Interesting article. But the chart looks somewhat cyclical, so would we experience another 3-4 years of lower food costs before another spike? At the time of the chart (2011) the Food Price Index was at around 225. The article states that now it's around 213, indicating that it has gone down, not up. And when you look at the previous cycle of rampant increase in food prices (2007-2008) followed by a large drop (2008-2009), it would seem as though the "one year" claim is a little quick-handed.

But, then again, it's all speculation. I do appreciate the correlation between breaking the 220 mark and an large increase in chances of riots - it makes perfect sense but it's nice to see it in graph form.

bcbm
28th January 2013, 20:32
they are saying it will be more like 2008 then 2012

MarxSchmarx
29th January 2013, 05:21
I don't get this graph at all:

http://www.viceland.com/viceblog/80453462Riots-global.jpg
It says in the text red lines are riots, but what are those numbers next to the country? Why is Tunisia with 1 pre 2010 seem higher than the Tunisia figure with hundreds a few years down the line? Does e.g. 2005 Burundi (1) mean Burundi had the sole riot that year? Does the blue line refer to the Arab spring? And why are only riots in Africa/Middle East counted but then Haiti and India thrown in? What the hell is the inset about (it seems to be food price index thing before 2004)?
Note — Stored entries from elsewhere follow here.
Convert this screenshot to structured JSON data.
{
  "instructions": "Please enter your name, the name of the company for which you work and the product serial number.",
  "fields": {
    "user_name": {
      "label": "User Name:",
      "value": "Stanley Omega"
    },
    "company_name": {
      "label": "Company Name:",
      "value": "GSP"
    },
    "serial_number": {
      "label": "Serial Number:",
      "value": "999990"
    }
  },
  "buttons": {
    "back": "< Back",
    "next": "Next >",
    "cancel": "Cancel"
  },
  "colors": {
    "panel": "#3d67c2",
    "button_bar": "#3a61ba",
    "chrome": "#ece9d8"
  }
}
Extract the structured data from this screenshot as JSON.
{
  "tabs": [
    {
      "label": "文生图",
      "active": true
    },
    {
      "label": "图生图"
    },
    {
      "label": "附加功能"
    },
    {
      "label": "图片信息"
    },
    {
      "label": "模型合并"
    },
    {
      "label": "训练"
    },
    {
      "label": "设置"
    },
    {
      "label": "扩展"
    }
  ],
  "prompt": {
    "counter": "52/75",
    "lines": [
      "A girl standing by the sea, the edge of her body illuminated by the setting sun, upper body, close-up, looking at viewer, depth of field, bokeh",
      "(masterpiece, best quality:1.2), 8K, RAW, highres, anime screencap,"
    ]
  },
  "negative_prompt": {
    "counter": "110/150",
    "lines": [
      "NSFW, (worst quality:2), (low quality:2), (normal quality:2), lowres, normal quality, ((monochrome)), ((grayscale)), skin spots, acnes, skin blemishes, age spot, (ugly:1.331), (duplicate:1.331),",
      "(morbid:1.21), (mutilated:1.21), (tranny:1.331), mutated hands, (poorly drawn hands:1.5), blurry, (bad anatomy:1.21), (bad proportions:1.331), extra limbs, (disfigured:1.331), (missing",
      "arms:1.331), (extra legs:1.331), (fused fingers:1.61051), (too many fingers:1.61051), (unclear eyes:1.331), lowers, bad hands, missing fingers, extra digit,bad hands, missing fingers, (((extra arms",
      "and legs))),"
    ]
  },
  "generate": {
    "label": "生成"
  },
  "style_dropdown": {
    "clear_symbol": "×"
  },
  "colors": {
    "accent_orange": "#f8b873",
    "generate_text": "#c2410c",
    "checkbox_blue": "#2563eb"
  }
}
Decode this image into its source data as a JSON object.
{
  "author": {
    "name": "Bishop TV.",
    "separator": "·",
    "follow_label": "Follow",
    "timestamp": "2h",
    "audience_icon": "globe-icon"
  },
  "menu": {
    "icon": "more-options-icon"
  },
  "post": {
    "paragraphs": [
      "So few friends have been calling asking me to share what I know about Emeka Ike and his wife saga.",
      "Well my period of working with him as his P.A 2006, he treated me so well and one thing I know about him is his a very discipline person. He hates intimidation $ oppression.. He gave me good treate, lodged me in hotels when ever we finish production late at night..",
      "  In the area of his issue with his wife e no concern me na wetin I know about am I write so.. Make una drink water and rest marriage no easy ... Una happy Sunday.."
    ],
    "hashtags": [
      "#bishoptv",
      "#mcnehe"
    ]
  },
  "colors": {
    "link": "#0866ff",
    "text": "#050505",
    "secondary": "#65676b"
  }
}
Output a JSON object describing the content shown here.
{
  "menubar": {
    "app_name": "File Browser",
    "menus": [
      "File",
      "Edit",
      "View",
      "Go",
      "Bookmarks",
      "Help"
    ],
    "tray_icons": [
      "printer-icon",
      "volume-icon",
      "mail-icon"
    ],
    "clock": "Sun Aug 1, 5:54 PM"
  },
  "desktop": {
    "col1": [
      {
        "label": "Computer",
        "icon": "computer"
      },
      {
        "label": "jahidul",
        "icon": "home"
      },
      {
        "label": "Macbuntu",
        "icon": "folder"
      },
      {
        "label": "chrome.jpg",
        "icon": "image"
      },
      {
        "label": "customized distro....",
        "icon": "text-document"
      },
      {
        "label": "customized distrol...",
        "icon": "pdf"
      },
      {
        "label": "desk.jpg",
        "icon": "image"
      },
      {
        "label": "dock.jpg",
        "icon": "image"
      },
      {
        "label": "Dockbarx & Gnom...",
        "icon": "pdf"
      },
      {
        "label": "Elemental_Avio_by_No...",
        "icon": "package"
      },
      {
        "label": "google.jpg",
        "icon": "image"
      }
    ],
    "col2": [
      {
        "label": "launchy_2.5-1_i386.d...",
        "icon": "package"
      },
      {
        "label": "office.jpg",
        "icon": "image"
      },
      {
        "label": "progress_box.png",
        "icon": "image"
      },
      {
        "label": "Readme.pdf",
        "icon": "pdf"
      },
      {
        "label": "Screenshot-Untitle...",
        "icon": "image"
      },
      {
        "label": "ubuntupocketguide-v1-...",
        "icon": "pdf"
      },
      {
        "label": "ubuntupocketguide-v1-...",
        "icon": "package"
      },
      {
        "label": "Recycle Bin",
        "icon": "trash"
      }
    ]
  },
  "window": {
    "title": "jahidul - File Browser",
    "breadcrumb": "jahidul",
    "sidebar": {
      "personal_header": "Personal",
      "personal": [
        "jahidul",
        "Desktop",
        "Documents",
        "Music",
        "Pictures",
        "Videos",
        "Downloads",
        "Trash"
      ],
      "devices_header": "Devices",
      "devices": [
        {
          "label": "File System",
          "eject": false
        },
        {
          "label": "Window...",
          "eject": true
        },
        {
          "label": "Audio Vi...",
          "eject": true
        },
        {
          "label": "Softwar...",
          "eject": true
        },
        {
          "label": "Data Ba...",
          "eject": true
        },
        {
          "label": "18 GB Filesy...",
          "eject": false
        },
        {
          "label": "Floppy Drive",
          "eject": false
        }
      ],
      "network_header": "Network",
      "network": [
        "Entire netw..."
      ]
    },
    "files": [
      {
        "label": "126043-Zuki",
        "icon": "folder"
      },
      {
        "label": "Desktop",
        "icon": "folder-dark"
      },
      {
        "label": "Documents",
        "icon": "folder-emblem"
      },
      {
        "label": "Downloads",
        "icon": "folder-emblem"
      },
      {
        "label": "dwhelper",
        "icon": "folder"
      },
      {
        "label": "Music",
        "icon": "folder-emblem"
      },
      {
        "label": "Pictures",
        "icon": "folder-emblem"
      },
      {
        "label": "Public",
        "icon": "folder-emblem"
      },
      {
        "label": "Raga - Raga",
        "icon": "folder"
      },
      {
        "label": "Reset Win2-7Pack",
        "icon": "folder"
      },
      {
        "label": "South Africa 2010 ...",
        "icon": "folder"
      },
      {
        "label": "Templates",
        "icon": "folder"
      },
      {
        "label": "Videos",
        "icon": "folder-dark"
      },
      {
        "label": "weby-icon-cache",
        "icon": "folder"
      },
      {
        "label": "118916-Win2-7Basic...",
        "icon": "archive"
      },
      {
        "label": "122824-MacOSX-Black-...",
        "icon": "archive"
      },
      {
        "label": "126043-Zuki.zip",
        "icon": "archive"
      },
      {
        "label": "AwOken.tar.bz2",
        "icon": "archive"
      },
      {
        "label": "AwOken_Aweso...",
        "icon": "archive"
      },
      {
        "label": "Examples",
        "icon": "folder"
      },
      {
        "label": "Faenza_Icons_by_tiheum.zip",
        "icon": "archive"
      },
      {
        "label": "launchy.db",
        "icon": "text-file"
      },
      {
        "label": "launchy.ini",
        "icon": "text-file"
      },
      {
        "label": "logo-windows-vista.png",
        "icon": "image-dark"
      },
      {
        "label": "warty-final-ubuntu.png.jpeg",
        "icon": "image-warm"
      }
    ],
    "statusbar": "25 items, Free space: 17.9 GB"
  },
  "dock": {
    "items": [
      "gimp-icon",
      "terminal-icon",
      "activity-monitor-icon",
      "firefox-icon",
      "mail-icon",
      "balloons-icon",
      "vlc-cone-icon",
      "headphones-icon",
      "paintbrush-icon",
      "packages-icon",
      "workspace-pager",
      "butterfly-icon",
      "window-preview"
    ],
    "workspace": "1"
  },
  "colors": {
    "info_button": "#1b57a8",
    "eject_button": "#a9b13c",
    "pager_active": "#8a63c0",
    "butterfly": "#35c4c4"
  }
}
I hate it when blogs/articles do this kind of thing (the MITtech review thing seems to do the same). They just seem to lift something looking halfway snazzy from a dense scientific manuscript and then don't try to help people interpret it, instead just link to the source paper and leave it up to the reader. It's lazy science journalism I think. I wish they'd take the trouble of going beyond this.